A burst of sunlight and the green of the trees and they came into morning again—a Sunday morning with all the bells ringing and birds on the wing. In the woodlot, pixies ran for shelter as the dragon came through, and one, in a flurry, lost his pink sunbonnet in the thimble berry thicket....
At the breakfast table that morning, Dad Baxter silenced the shrill voices of Johnathan, Janet Jane and Peter. “You children are talking the greatest lot of nonsense,” he said. “Where did you get such imaginations?”

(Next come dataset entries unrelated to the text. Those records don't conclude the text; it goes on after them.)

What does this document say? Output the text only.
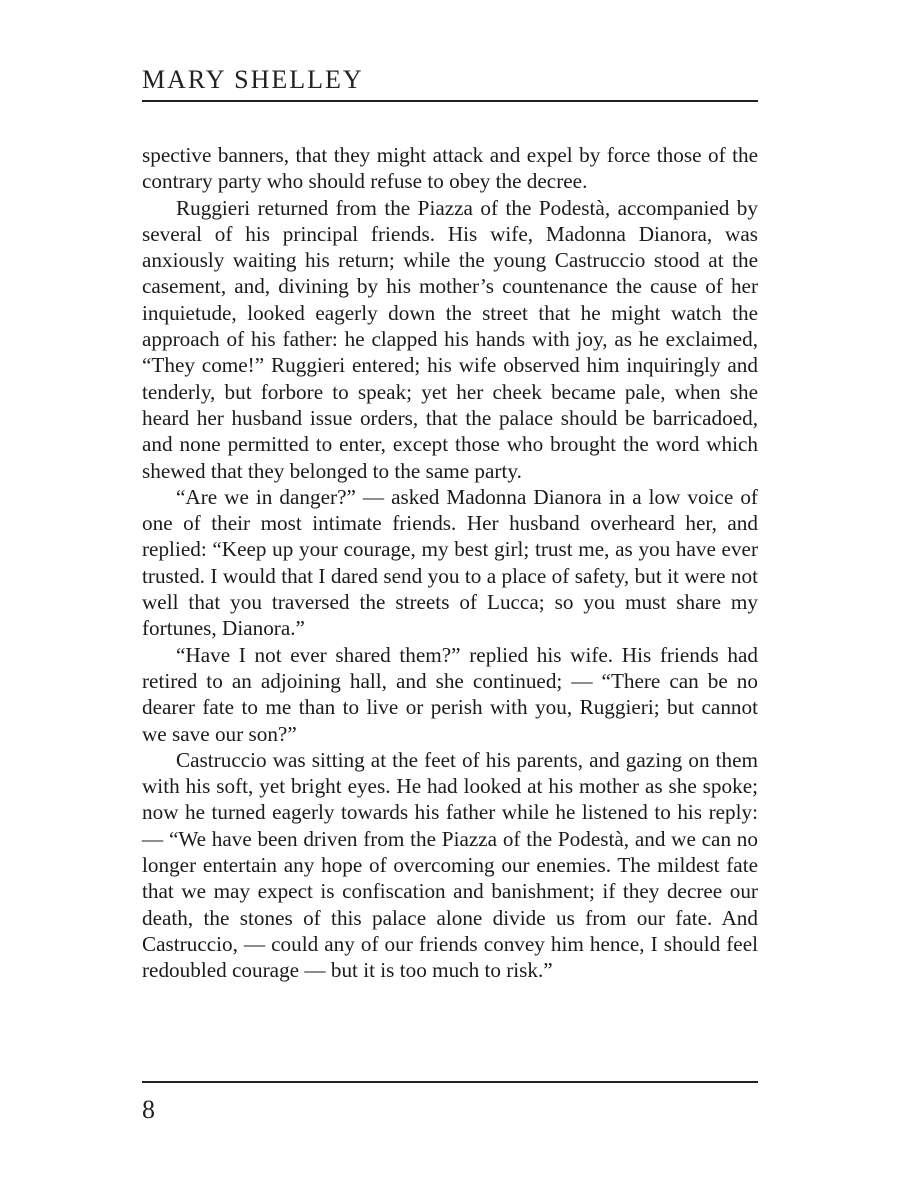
MARY SHELLEY

spective banners, that they might attack and expel by force those of the contrary party who should refuse to obey the decree.

Ruggieri returned from the Piazza of the Podestà, accompanied by several of his principal friends. His wife, Madonna Dianora, was anxiously waiting his return; while the young Castruccio stood at the casement, and, divining by his mother’s countenance the cause of her inquietude, looked eagerly down the street that he might watch the approach of his father: he clapped his hands with joy, as he exclaimed, “They come!” Ruggieri entered; his wife observed him inquiringly and tenderly, but forbore to speak; yet her cheek became pale, when she heard her husband issue orders, that the palace should be barricadoed, and none permitted to enter, except those who brought the word which shewed that they belonged to the same party.

“Are we in danger?” — asked Madonna Dianora in a low voice of one of their most intimate friends. Her husband overheard her, and replied: “Keep up your courage, my best girl; trust me, as you have ever trusted. I would that I dared send you to a place of safety, but it were not well that you traversed the streets of Lucca; so you must share my fortunes, Dianora.”

“Have I not ever shared them?” replied his wife. His friends had retired to an adjoining hall, and she continued; — “There can be no dearer fate to me than to live or perish with you, Ruggieri; but cannot we save our son?”

Castruccio was sitting at the feet of his parents, and gazing on them with his soft, yet bright eyes. He had looked at his mother as she spoke; now he turned eagerly towards his father while he listened to his reply: — “We have been driven from the Piazza of the Podestà, and we can no longer entertain any hope of overcoming our enemies. The mildest fate that we may expect is confiscation and banishment; if they decree our death, the stones of this palace alone divide us from our fate. And Castruccio, — could any of our friends convey him hence, I should feel redoubled courage — but it is too much to risk.”

8
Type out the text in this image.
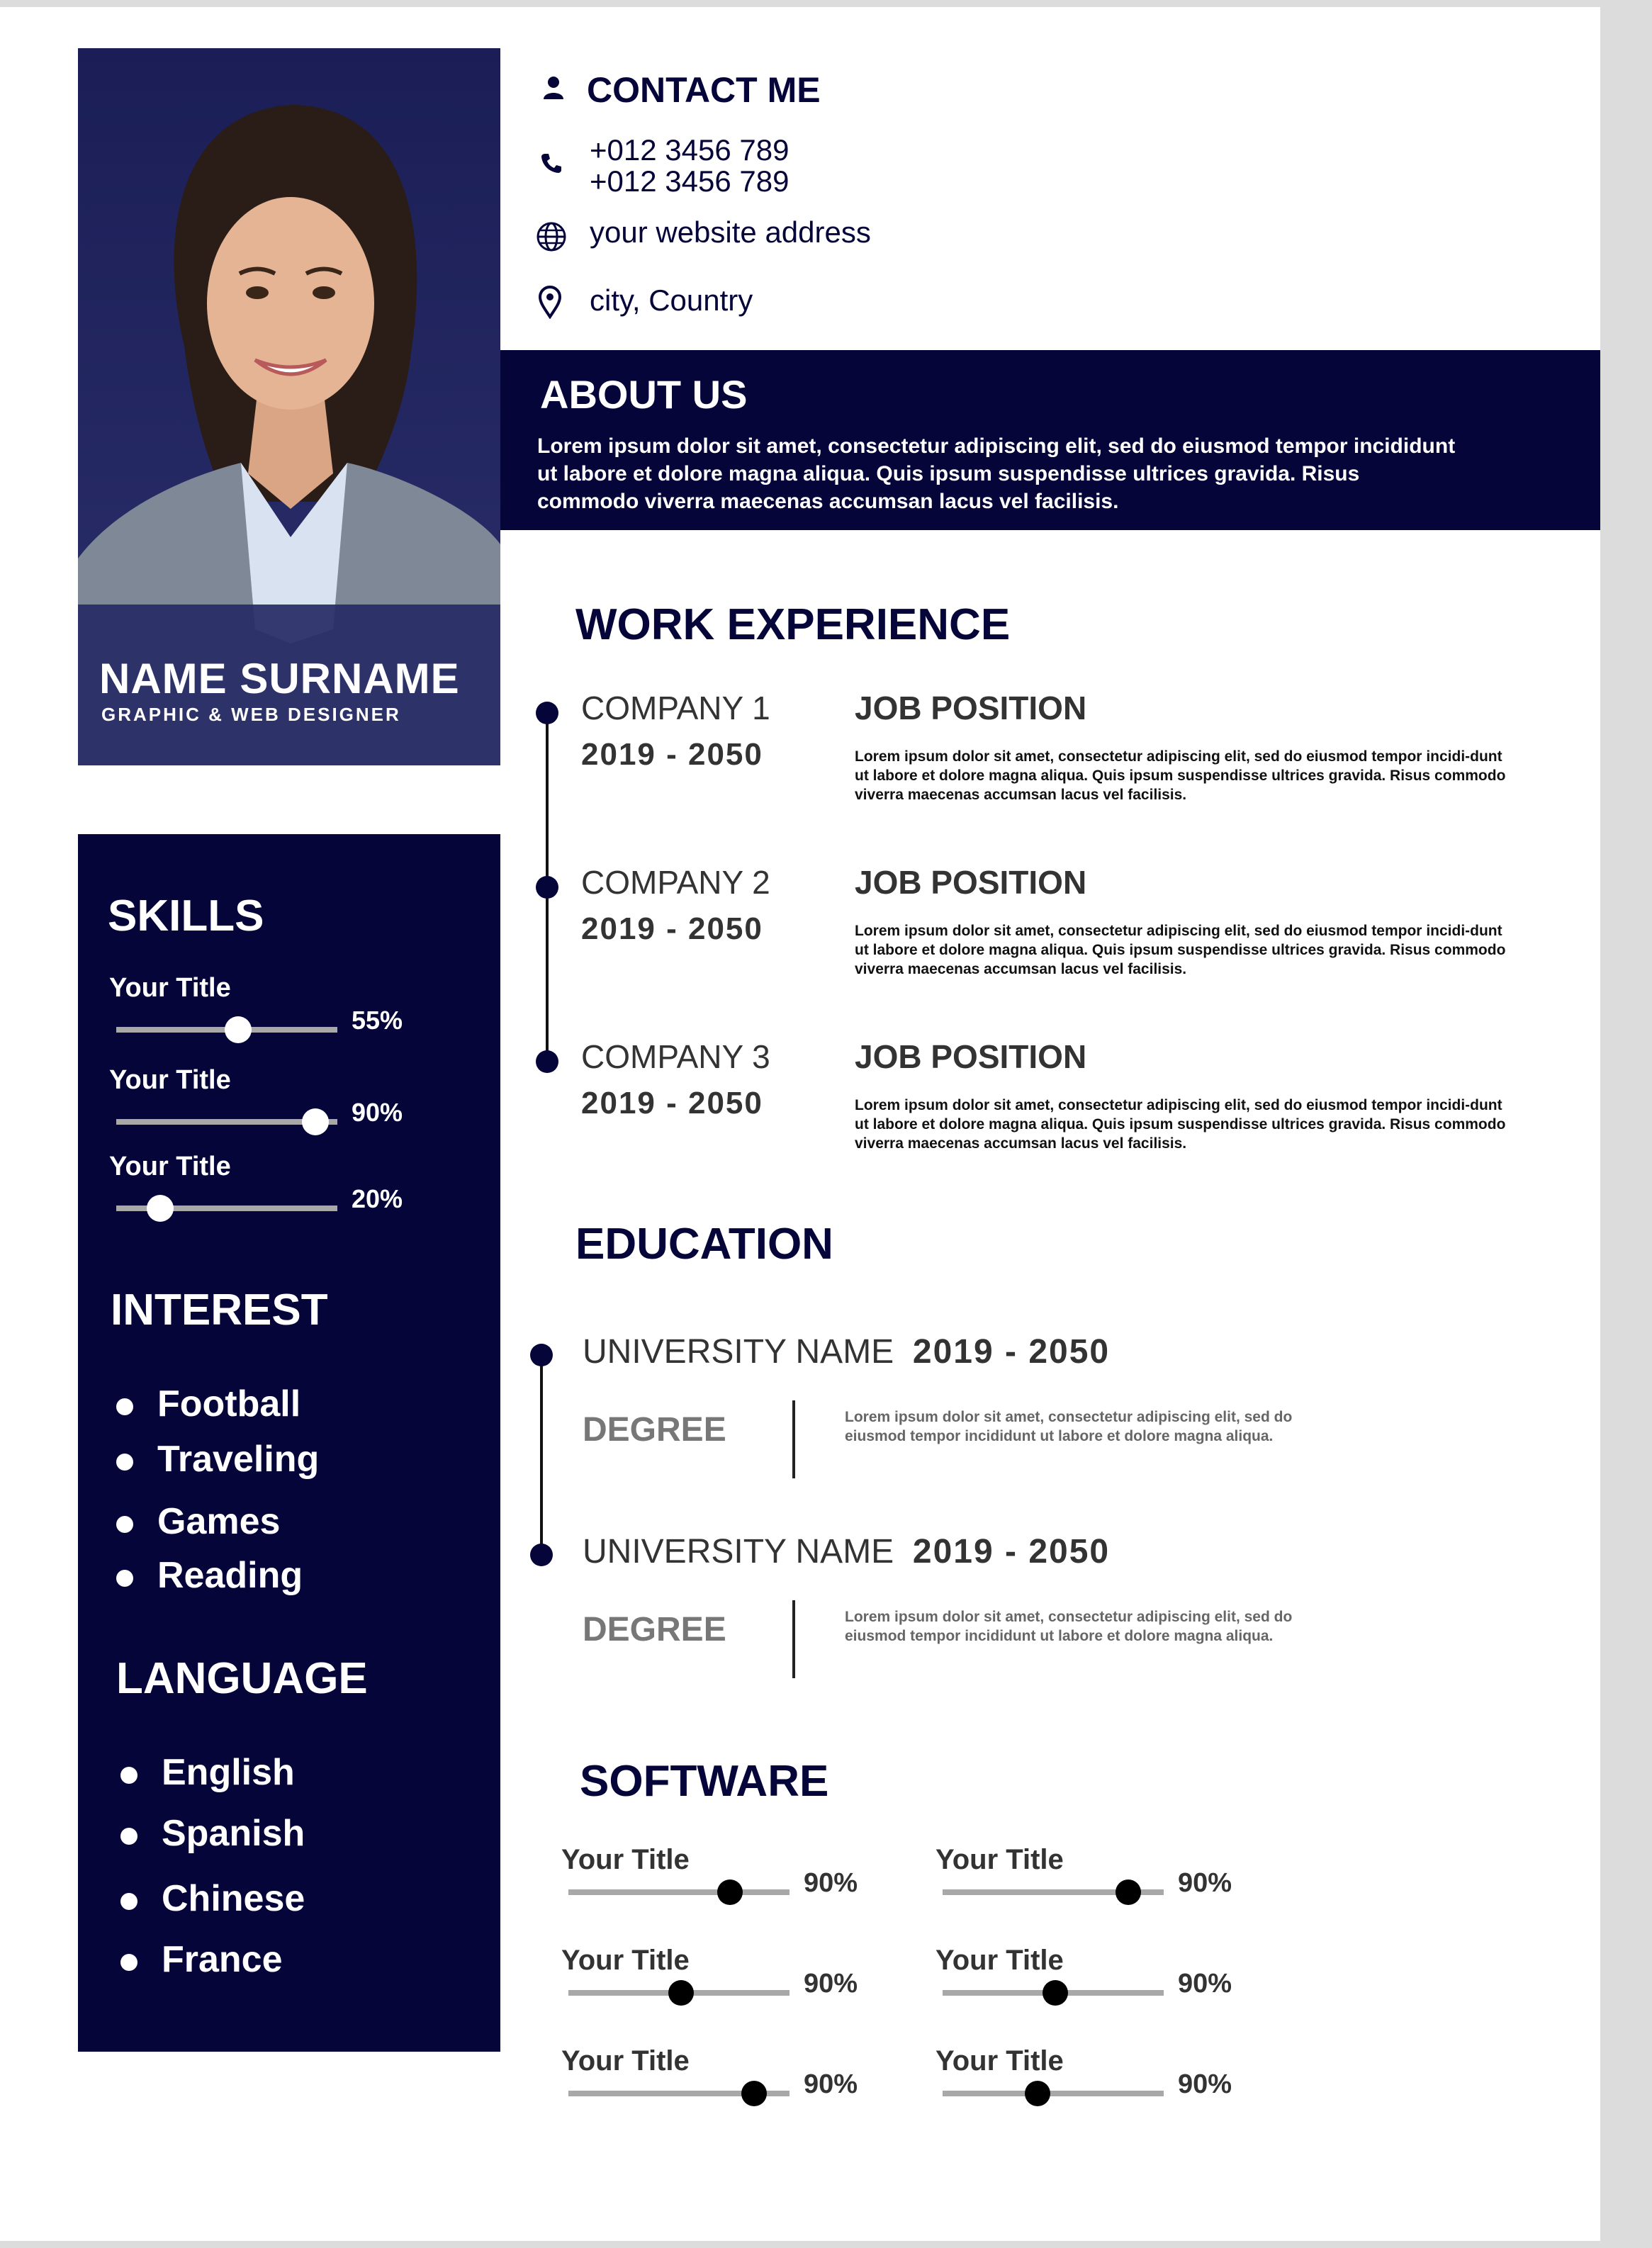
NAME SURNAME
GRAPHIC & WEB DESIGNER
CONTACT ME
+012 3456 789
+012 3456 789
your website address
city, Country
ABOUT US
Lorem ipsum dolor sit amet, consectetur adipiscing elit, sed do eiusmod tempor incididunt ut labore et dolore magna aliqua. Quis ipsum suspendisse ultrices gravida. Risus commodo viverra maecenas accumsan lacus vel facilisis.
SKILLS
Your Title
55%
Your Title
90%
Your Title
20%
INTEREST
Football
Traveling
Games
Reading
LANGUAGE
English
Spanish
Chinese
France
WORK EXPERIENCE
COMPANY 1
2019 - 2050
JOB POSITION
Lorem ipsum dolor sit amet, consectetur adipiscing elit, sed do eiusmod tempor incidi-dunt ut labore et dolore magna aliqua. Quis ipsum suspendisse ultrices gravida. Risus commodo viverra maecenas accumsan lacus vel facilisis.
COMPANY 2
2019 - 2050
JOB POSITION
Lorem ipsum dolor sit amet, consectetur adipiscing elit, sed do eiusmod tempor incidi-dunt ut labore et dolore magna aliqua. Quis ipsum suspendisse ultrices gravida. Risus commodo viverra maecenas accumsan lacus vel facilisis.
COMPANY 3
2019 - 2050
JOB POSITION
Lorem ipsum dolor sit amet, consectetur adipiscing elit, sed do eiusmod tempor incidi-dunt ut labore et dolore magna aliqua. Quis ipsum suspendisse ultrices gravida. Risus commodo viverra maecenas accumsan lacus vel facilisis.
EDUCATION
UNIVERSITY NAME 2019 - 2050
DEGREE	Lorem ipsum dolor sit amet, consectetur adipiscing elit, sed do eiusmod tempor incididunt ut labore et dolore magna aliqua.
UNIVERSITY NAME 2019 - 2050
DEGREE	Lorem ipsum dolor sit amet, consectetur adipiscing elit, sed do eiusmod tempor incididunt ut labore et dolore magna aliqua.
SOFTWARE
Your Title
90%
Your Title
90%
Your Title
90%
Your Title
90%
Your Title
90%
Your Title
90%
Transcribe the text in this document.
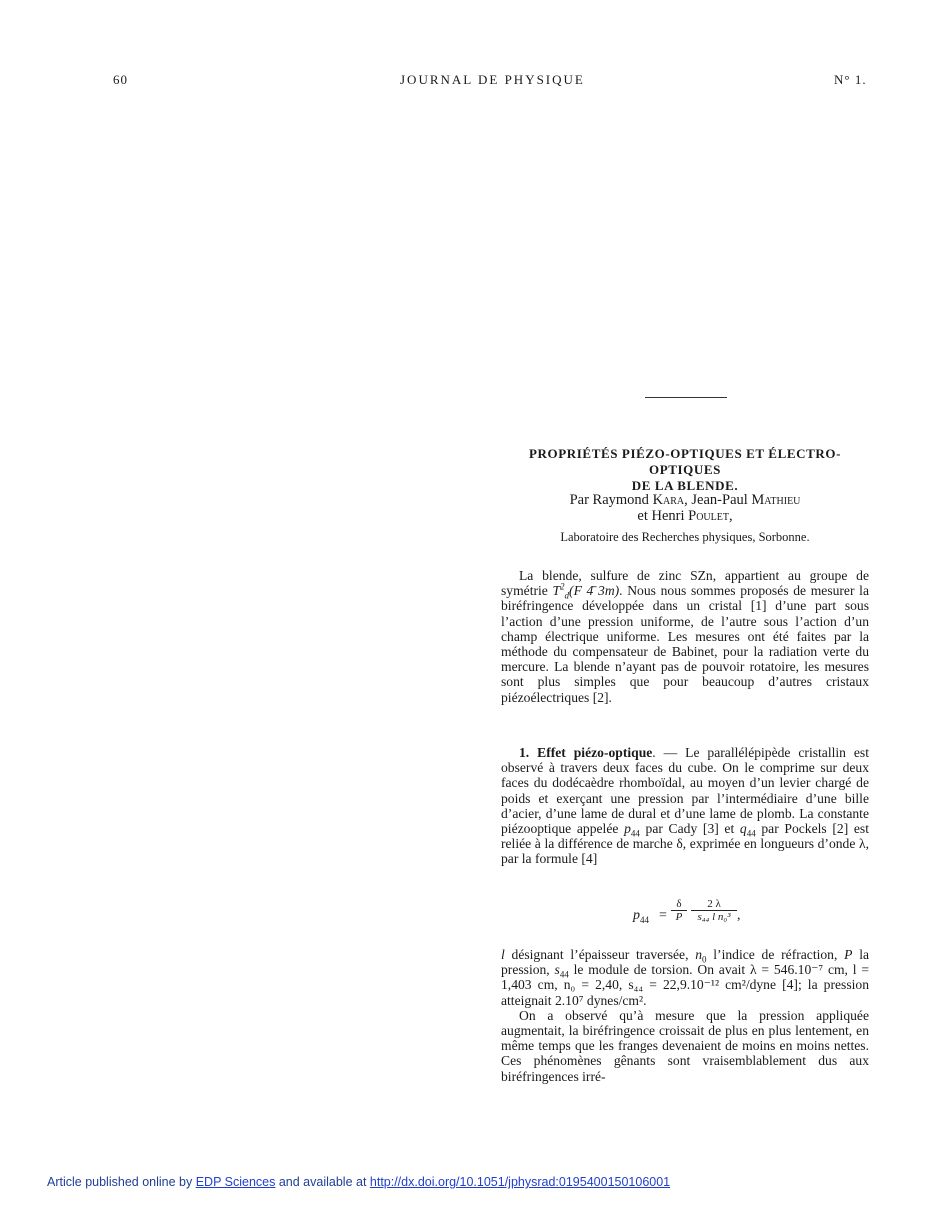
60	JOURNAL DE PHYSIQUE	N° 1.
PROPRIÉTÉS PIÉZO-OPTIQUES ET ÉLECTRO-OPTIQUES
DE LA BLENDE.
Par Raymond Kara, Jean-Paul Mathieu
et Henri Poulet,
Laboratoire des Recherches physiques, Sorbonne.

La blende, sulfure de zinc SZn, appartient au groupe de symétrie $T^2_d(F$ 4̄ 3m). Nous nous sommes proposés de mesurer la biréfringence développée dans un cristal [1] d’une part sous l’action d’une pression uniforme, de l’autre sous l’action d’un champ électrique uniforme. Les mesures ont été faites par la méthode du compensateur de Babinet, pour la radiation verte du mercure. La blende n’ayant pas de pouvoir rotatoire, les mesures sont plus simples que pour beaucoup d’autres cristaux piézoélectriques [2].

1. Effet piézo-optique. — Le parallélépipède cristallin est observé à travers deux faces du cube. On le comprime sur deux faces du dodécaèdre rhomboïdal, au moyen d’un levier chargé de poids et exerçant une pression par l’intermédiaire d’une bille d’acier, d’une lame de dural et d’une lame de plomb. La constante piézooptique appelée $p_{44}$ par Cady [3] et $q_{44}$ par Pockels [2] est reliée à la différence de marche δ, exprimée en longueurs d’onde λ, par la formule [4]

$p_{44} = \frac{\delta}{P} \frac{2 \lambda}{\text{s₄₄ l n₀³}}$ ,

l désignant l’épaisseur traversée, $n_0$ l’indice de réfraction, P la pression, $s_{44}$ le module de torsion. On avait λ = 546.10⁻⁷ cm, l = 1,403 cm, n₀ = 2,40, s₄₄ = 22,9.10⁻¹² cm²/dyne [4]; la pression atteignait 2.10⁷ dynes/cm².

On a observé qu’à mesure que la pression appliquée augmentait, la biréfringence croissait de plus en plus lentement, en même temps que les franges devenaient de moins en moins nettes. Ces phénomènes gênants sont vraisemblablement dus aux biréfringences irré-

Article published online by EDP Sciences and available at http://dx.doi.org/10.1051/jphysrad:0195400150106001
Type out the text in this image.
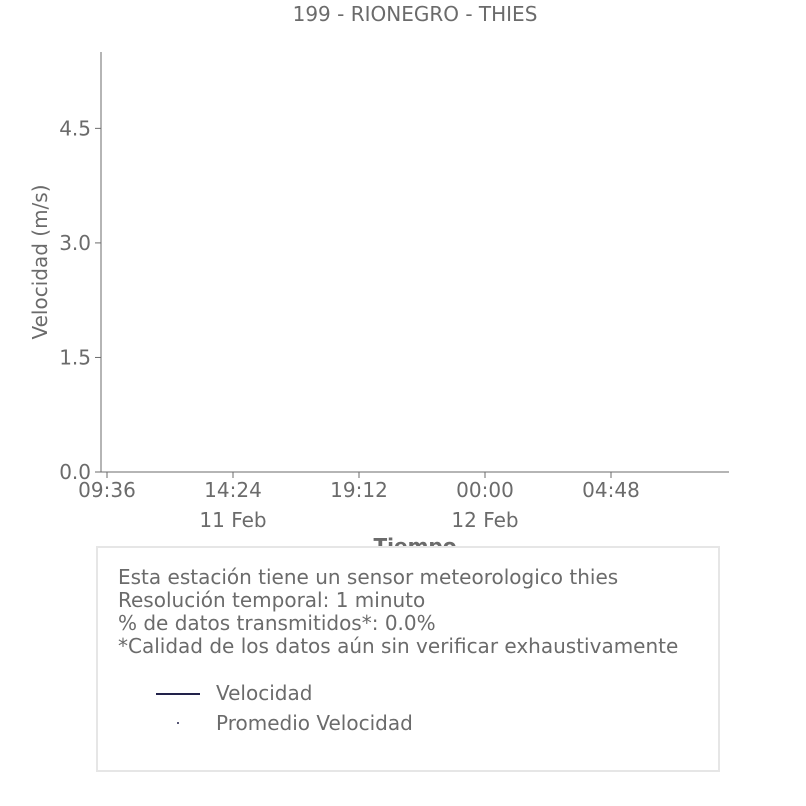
199 - RIONEGRO - THIES
Velocidad (m/s)
0.0
1.5
3.0
4.5
09:36	14:24
11 Feb
19:12	00:00
12 Feb
04:48
Esta estación tiene un sensor meteorologico thies
Resolución temporal: 1 minuto
% de datos transmitidos*: 0.0%
*Calidad de los datos aún sin verificar exhaustivamente
Velocidad
Promedio Velocidad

“It’s not imagination, Daddy!” they all protested—“Is it, Grams?”
Grandma, seated in her corner by the window, smiled slyly. “Don’t argue about it, dears,” she said. “We know what we know.”
“Yes,” repeated Peter, solemnly, “we know what we know.”
And outside in the rose garden, the silver snail said something to the green grasshopper and the green grasshopper said something to the silver snail, and then the polka-dot lady bug wrapped her arms around her shell and chuckled and chuckled and chuckled. In the mud, at the mouth of the cave in the woodlot, was the print of a foot that was certainly not the print of a dog’s foot or the print of a pixie’s foot either. Maybe it was imagination but it certainly resembled the footprint of a dragon.